Under the law Percival could not be paid till his report had been approved by the governor. It is characteristic of the whimsical geologist that he refused to submit to this approval by one whom he considered incompetent to pass upon his labors and it was only by the ruse of a friend who got possession of the report and presented it to the governor, who at once approved it, that Percival secured his pay.

This work brought Percival a high reputation as a geologist. He was engaged by the American Mining Company to investigate the lead deposits in Wisconsin and this in turn resulted in his employment by that state to make a geological survey similar to that of Connecticut. He had made his first report and was engaged upon his second when he became ill and in May, 1856, he died and was buried in Hazel Green, Wisconsin. "Eminent as a Poet," runs his epitaph, "rarely accomplished as a Linguist, learned and acute in Science, a Man without Guile."

During his employment in Wisconsin his friends had bought a lot and built a house for him in New Haven. It was a queer structure, built after the poet's own plans, with the entrance at the rear, blind windows at the front, and of only one story in height. He was looking forward to spending here his last years, close to his college, with his few intimate friends, surrounded by his books. During an interval in his Wisconsin employment he came to New Haven to inspect his future home and is said to have broken down completely as he was compelled to leave by the duty that called him westward.
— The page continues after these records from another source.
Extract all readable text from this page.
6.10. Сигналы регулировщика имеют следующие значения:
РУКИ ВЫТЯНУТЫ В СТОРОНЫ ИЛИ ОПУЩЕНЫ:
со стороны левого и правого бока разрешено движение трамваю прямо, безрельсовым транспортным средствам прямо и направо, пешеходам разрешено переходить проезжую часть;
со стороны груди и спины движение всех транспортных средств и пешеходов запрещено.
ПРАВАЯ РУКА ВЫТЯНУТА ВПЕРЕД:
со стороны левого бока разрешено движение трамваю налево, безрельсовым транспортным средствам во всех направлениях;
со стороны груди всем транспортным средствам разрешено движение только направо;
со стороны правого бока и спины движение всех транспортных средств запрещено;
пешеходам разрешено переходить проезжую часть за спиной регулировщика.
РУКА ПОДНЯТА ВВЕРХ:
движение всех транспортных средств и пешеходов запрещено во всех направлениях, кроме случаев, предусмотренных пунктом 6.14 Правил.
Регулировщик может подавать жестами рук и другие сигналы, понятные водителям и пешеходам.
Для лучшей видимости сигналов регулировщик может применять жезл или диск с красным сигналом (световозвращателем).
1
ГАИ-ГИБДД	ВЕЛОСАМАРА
He was a strange creature, impossible to get along with, handicapped by an over-sensitiveness that led him into resentments that often held the implication of ingratitude, and with a constant grudge against the world. He should have been endowed and relieved of all the detail of life. Even then it is doubtful if he would have produced great poetry, unless he had been rigorously trained by some dominant master to condense, revise and work over again and again his diffuse, sentimental and dreamy verses. A few of them retained for a time a certain vogue and then gradually passed into oblivion. Perhaps the two that were longest remembered were "To Seneca Lake" and "The Coral Grove." It is an odd thing, but some selections from a boyish effort entitled "Seasons of New England," hitherto generally cited as evidence of his youthful absurdities, would make excellent examples of the free verse that nowadays is taken so seriously. In this respect, at least, he was ahead of his time.

In his review of the "Life and Letters" Lowell seems rather dogmatic and intolerant, but with his inevitable insight and art of statement he crystalizes into one sentence the whole trouble with Percival. "He appears," writes Lowell, "as striking an example as could be found of the poetic temperament unballasted with those less obvious qualities which make the poetic faculty."

It should be recorded that children loved this old bachelor in spite of his eccentricities and that with them he seemed to feel unrestrained and free, forgetting the shyness that formed an insuperable barrier to ready friendship with adults. In our Connecticut history he should not be forgotten and if any of the spirits of the departed revisit the glimpses of the moon this strange apparition ought sometimes to be met, driving his phantom buggy through forgotten lanes of the state he loved, or with his hammer and bag of specimens, climbing on foot the hills and ledges he knew so well.